Background Previous studies demonstrated functional and morphological microcirculatory abnormalities that may be relevant to the pathophysiology and clinical manifestations of fibromyalgia (FM).
Objectives To ascertain and compare capillary morphology of FM patients with and without Raynaud's phenomenon (RP) using nailfold videocapillaroscopy (NVC).
Methods Patients fulfilling the 2010 American College of Rheumatology Diagnostic Criteria for FM were allocated in 2 groups according to the presence or absence of RP (RP+ or RP-, respectively). All patients with secondary causes of RP other than FM were excluded. One blinded operator performed all the NVC using a 200x amplification digital microscope and analytical software. Capillary parameters evaluated in fingers II-V of both hands included: tortuosity, apex enlargement, branch enlargement, microhemorrhages, giant capillaries, capillary density, capillary branching and architectural derangements. Each parameter was rated 0-3 (0= no changes; 1= <33% abnormalities; 2=33-66% abnormalities; 3= >66% abnormalities) and the mean scores were calculated. The association of RP with the capillary parameters was assessed using multivariate linear regression adjusted for age, FM duration and occupation.

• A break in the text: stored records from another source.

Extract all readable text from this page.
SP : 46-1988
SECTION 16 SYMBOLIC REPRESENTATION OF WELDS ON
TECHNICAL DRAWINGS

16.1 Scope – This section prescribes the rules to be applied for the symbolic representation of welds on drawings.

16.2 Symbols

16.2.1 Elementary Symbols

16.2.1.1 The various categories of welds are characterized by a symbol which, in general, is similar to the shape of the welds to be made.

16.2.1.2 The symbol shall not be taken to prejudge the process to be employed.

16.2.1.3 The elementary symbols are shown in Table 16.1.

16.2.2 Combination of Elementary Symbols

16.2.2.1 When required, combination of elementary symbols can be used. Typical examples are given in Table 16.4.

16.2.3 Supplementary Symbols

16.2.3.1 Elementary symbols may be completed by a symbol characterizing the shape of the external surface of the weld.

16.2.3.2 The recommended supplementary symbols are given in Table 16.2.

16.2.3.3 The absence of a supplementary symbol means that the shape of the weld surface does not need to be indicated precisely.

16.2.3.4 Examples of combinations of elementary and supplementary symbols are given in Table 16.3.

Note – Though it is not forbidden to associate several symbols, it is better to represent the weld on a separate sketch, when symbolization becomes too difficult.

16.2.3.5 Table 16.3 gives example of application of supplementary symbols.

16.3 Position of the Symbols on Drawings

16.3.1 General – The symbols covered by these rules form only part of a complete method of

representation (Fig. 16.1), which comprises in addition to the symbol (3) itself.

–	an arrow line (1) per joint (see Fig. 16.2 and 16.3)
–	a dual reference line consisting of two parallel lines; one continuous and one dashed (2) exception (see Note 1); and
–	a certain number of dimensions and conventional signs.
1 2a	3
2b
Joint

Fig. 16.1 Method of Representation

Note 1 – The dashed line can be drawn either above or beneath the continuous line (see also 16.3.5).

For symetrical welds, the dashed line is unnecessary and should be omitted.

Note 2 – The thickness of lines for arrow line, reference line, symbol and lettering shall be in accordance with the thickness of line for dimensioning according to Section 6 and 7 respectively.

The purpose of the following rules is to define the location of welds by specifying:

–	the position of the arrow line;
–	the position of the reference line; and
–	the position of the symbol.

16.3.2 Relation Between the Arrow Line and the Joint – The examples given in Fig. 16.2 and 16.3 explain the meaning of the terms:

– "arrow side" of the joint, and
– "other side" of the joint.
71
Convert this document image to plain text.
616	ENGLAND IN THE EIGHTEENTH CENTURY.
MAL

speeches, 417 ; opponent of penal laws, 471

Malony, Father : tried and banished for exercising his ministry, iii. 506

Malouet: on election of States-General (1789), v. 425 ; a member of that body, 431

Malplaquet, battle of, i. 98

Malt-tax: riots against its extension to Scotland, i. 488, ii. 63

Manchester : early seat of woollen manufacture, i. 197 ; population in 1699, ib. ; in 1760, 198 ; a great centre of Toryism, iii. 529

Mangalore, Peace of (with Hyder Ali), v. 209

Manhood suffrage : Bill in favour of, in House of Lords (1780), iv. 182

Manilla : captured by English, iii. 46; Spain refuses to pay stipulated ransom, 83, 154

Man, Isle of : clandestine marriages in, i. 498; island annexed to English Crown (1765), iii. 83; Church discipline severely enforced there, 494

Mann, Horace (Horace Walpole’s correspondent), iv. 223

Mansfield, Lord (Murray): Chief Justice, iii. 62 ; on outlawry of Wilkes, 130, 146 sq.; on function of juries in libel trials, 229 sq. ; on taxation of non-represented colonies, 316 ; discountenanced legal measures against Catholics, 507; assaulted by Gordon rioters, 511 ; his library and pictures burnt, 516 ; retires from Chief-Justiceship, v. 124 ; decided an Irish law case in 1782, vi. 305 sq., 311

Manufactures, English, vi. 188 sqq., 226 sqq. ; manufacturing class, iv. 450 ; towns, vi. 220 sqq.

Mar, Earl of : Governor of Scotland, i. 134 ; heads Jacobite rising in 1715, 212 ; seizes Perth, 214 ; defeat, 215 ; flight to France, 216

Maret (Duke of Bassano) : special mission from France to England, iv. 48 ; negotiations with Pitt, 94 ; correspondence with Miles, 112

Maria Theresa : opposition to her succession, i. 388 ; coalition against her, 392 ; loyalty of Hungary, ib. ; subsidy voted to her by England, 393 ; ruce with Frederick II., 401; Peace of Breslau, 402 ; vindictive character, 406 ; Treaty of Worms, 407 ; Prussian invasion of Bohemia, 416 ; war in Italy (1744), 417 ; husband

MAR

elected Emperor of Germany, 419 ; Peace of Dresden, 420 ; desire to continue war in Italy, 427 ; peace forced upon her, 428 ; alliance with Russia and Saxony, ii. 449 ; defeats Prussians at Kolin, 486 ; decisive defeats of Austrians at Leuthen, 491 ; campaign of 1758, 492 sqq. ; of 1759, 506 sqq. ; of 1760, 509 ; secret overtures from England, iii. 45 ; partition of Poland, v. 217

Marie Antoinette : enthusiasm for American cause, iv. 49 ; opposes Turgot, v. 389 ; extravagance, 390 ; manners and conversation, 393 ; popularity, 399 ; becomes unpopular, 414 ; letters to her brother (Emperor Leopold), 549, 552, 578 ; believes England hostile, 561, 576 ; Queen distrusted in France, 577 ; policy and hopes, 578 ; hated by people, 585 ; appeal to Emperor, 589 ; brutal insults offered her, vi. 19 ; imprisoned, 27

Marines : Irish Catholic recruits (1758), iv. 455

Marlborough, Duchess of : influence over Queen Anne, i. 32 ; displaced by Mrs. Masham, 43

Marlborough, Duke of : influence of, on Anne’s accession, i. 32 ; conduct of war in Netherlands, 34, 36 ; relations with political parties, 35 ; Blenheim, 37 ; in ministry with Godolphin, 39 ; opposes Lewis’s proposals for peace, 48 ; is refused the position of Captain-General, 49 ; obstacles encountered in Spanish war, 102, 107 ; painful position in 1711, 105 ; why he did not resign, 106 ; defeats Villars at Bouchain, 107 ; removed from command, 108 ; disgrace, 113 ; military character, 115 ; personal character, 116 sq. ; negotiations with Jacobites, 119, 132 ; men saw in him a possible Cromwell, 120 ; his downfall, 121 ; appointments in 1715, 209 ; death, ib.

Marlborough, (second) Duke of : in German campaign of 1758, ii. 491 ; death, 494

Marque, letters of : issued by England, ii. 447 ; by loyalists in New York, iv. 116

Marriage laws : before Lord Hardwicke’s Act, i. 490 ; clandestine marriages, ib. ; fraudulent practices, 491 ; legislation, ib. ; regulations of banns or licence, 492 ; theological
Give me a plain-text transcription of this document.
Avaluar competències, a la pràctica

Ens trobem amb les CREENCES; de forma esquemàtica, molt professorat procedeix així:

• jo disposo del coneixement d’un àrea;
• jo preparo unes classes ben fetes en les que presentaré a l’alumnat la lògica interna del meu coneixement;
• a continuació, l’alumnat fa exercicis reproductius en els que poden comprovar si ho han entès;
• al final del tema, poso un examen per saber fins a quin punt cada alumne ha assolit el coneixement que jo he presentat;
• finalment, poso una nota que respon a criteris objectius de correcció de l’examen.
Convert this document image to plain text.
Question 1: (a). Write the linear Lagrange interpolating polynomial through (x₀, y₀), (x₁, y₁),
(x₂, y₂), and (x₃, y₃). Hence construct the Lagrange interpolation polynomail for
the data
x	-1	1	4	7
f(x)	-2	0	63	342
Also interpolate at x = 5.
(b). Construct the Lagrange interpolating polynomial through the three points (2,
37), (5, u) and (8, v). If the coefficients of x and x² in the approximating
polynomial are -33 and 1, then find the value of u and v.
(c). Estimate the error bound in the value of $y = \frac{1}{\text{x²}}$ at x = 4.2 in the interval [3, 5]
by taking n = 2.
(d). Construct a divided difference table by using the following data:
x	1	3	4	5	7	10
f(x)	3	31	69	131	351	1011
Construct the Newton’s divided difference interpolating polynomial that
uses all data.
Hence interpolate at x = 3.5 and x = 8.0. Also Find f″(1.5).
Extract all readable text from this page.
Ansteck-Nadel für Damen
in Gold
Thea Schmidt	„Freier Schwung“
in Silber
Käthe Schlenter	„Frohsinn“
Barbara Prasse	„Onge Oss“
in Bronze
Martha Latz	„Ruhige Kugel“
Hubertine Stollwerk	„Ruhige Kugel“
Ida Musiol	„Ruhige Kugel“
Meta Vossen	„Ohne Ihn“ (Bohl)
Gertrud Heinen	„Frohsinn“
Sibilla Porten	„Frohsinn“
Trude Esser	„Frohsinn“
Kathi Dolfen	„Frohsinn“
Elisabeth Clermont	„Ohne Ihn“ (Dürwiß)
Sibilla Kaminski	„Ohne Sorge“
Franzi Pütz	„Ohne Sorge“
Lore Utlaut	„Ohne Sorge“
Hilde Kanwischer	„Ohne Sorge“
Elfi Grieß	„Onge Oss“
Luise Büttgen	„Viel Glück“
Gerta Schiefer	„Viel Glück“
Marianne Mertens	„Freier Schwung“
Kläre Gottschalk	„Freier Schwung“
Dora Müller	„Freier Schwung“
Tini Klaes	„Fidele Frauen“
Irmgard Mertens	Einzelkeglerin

Results Twenty FM patients were enrolled, 10 in each group, however 2 patients RP+ were excluded due to thyroid disease. Included patients were all female, had a mean age of 50.4 years and a mean duration of disease of 12.8 years. In both RP+ and RP- groups, the most frequently found abnormalities were minor dysmorphies, namely tortuosities, apex enlargement and branch enlargement. However, scoring of these parameters showed no significant difference between the 2 groups. More than half of RP+ and RP- patients presented slight focal decreases in capillary density, once again with no difference between groups. The only giant capillaries were found in a RP+ patient with an “early scleroderma pattern” as proposed by Cutolo et al. Hemorrhages were scarce and had a traumatic appearance, except in the previously mentioned patient. Interestingly, RP associated negatively with the capillary branching score. Table 1 summarizes the results.
Conclusions No association was established between RP and microcirculatory abnormalities in FM patients. However, capillary tortuosity and enlargement were present in almost all subjects, supporting previous findings that FM may associate with minor NVC dysmorphies. Some authors suggest that tissue hypoxia arising from repeated autonomic-mediated vasoconstriction might explain these changes, as well as the apparent reduction in capillary density. Studies with a larger sample of FM patients are needed to confirm these results.